Mississippi teachers also earn $6,000 less than teachers in neighboring states and over $20,000 less than the average Mississippian with a bachelor’s degree, according to Mississippi First. 

Azurrea Curry, a freshman education major, believes that increasing the pay for teachers is an important step in encouraging teachers to stay in the state. 

“Teaching in Mississippi can be a hard task. A lot of times, people tell you not to teach at all, and certainly not in Mississippi,” Curry said. “Increasing the pay is sort of an incentive for some (people), and it could be the deciding factor between staying and leaving.”

Curry is a part of METP, and she plans to stay in the state after graduation. 

METP is a collaboration between the University of Mississippi and Mississippi State University to attract top-performing students through scholarships and experiences. The program trains secondary English, mathematics and science teachers and elementary and special education teachers.
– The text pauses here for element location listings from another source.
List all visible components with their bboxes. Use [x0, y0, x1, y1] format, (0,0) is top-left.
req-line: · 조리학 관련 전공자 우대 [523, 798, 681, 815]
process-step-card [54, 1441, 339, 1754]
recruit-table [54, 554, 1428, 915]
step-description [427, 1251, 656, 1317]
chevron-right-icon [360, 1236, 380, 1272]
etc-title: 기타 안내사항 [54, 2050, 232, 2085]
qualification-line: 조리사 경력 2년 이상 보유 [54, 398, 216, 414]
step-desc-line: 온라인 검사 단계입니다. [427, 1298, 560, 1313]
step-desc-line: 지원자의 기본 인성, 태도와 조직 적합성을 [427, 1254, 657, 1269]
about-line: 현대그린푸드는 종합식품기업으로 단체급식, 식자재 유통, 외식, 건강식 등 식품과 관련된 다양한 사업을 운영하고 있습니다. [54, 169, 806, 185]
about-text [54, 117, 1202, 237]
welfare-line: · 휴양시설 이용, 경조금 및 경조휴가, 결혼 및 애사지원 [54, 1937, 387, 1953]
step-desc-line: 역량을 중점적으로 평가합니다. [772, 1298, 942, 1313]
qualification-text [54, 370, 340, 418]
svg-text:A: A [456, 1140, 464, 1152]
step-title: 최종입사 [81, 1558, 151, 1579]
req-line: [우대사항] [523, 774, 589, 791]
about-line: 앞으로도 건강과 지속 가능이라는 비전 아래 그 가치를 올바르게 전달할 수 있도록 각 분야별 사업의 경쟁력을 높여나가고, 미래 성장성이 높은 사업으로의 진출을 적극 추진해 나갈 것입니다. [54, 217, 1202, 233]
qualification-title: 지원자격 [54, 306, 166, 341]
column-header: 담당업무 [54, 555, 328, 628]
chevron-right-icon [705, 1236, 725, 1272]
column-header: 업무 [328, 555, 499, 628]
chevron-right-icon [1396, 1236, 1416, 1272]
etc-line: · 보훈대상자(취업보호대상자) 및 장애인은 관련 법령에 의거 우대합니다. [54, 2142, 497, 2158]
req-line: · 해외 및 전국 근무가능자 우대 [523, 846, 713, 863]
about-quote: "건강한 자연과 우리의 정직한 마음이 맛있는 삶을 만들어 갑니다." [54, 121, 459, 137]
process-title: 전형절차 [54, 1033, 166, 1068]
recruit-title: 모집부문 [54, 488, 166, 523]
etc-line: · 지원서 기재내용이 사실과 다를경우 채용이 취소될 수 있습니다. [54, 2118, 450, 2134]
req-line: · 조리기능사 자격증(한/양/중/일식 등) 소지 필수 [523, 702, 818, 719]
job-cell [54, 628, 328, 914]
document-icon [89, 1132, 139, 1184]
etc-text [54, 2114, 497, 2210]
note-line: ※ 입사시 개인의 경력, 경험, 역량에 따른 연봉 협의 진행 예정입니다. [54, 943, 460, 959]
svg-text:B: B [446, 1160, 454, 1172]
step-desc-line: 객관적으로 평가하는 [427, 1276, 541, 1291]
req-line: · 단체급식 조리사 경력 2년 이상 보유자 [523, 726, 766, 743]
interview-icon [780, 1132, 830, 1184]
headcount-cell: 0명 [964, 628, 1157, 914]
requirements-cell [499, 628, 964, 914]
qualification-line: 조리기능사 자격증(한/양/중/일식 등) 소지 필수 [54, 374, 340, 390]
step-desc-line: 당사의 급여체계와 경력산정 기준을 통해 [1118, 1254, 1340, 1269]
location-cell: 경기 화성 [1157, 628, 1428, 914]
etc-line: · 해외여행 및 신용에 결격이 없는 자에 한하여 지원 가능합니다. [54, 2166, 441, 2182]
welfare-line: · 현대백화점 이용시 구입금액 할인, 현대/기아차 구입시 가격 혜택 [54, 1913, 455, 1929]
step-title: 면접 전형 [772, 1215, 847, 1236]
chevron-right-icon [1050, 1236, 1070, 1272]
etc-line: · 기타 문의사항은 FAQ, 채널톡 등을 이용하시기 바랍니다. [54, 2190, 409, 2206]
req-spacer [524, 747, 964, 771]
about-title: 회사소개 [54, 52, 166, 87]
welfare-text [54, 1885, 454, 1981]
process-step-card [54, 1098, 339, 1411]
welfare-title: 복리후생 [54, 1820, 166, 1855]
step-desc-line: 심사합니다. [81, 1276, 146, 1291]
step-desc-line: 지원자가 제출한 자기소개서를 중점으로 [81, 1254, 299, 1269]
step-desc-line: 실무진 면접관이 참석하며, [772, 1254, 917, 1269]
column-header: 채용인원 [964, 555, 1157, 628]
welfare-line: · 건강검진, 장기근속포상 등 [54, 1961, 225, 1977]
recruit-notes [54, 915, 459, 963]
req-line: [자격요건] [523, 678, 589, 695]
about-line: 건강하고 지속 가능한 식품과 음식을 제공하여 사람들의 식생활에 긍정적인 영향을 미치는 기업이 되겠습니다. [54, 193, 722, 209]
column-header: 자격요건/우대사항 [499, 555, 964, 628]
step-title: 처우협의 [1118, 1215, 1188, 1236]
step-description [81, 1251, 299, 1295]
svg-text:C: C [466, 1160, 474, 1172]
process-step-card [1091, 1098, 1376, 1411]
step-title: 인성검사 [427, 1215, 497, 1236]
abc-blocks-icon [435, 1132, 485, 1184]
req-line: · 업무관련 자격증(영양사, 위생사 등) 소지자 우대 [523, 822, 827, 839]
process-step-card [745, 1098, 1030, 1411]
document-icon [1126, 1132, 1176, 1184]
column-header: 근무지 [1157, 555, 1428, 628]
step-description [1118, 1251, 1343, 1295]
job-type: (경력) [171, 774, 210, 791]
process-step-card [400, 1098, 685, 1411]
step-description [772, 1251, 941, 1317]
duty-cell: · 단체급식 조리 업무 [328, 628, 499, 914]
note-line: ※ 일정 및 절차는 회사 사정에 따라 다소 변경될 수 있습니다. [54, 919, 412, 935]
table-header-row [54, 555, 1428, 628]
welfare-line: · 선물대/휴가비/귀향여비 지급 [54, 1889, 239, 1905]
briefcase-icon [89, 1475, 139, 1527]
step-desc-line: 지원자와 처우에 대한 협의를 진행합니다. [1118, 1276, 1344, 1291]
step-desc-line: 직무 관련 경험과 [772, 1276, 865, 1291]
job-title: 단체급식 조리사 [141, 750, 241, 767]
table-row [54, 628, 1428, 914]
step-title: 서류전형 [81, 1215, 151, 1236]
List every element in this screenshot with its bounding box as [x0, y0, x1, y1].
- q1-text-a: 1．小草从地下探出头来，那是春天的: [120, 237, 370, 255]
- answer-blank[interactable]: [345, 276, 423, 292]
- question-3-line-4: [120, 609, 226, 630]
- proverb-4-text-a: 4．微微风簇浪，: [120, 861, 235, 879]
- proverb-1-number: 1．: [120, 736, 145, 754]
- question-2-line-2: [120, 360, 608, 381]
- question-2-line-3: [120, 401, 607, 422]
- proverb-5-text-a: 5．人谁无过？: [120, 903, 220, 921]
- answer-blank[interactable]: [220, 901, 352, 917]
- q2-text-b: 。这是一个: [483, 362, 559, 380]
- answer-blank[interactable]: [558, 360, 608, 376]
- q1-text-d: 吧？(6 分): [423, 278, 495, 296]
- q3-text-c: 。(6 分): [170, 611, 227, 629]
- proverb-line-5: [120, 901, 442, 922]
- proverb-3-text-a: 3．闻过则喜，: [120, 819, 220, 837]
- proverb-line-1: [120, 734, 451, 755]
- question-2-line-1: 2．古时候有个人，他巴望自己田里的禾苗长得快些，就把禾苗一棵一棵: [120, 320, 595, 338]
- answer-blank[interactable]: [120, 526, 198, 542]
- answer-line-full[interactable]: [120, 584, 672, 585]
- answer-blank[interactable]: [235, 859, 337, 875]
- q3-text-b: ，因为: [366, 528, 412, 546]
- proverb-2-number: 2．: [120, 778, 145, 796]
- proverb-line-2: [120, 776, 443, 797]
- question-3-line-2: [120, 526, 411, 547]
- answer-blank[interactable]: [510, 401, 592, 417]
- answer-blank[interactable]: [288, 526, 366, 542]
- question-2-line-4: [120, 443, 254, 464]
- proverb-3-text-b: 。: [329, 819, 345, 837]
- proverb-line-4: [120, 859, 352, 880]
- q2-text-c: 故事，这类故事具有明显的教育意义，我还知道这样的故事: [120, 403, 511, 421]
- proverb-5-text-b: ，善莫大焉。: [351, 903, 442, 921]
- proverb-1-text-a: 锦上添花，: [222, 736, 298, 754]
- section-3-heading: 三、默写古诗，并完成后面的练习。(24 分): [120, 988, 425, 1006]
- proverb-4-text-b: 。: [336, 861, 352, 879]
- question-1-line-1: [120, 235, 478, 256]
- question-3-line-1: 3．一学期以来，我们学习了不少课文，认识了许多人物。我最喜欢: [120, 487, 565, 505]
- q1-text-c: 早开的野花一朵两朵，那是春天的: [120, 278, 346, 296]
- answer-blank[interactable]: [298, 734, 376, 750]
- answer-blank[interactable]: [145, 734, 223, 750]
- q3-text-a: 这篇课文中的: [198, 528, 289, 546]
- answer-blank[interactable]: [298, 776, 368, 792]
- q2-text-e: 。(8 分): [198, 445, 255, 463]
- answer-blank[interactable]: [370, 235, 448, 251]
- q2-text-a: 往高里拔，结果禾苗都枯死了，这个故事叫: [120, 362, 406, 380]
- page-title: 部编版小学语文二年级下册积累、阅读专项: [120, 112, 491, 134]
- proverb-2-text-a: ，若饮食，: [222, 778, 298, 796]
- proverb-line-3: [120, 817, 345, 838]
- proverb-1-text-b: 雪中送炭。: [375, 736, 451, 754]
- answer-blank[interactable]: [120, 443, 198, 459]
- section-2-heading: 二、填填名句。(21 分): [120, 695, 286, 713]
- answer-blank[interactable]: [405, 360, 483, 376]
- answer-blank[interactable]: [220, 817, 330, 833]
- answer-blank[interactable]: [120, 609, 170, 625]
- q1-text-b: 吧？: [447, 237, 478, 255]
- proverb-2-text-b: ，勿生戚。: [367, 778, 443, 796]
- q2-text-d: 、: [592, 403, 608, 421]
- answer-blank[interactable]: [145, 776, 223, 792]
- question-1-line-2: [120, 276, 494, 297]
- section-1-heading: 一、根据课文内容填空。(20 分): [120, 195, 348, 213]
As a member of the program, students commit to teaching for five years in a Mississippi public school after graduation. 

Although the state is working to increase wages for teachers, some people do not believe the pay is increasing enough. 

One Twitter user, Chris Wright, called the increase “a slap in the face to hard-working teachers.”

“Good teachers will continue leaving as long as Mississippi continues to not care about paying their teachers what they are worth,” he wrote. 

Adams, the METP coordinator, believes that pay impacts the perception of the teaching profession, which gives parents, peers and society the “fuel” to push students away from the profession as a whole. 

“We should pay teachers on the same range as what a nurse, other health care professional, or a frontline worker gets paid because if we didn’t have teachers, we wouldn’t have engineers, nurses, doctors or lawyers,” Adams said. “(Teaching) is the cornerstone of our foundation, and we should treat it as such.”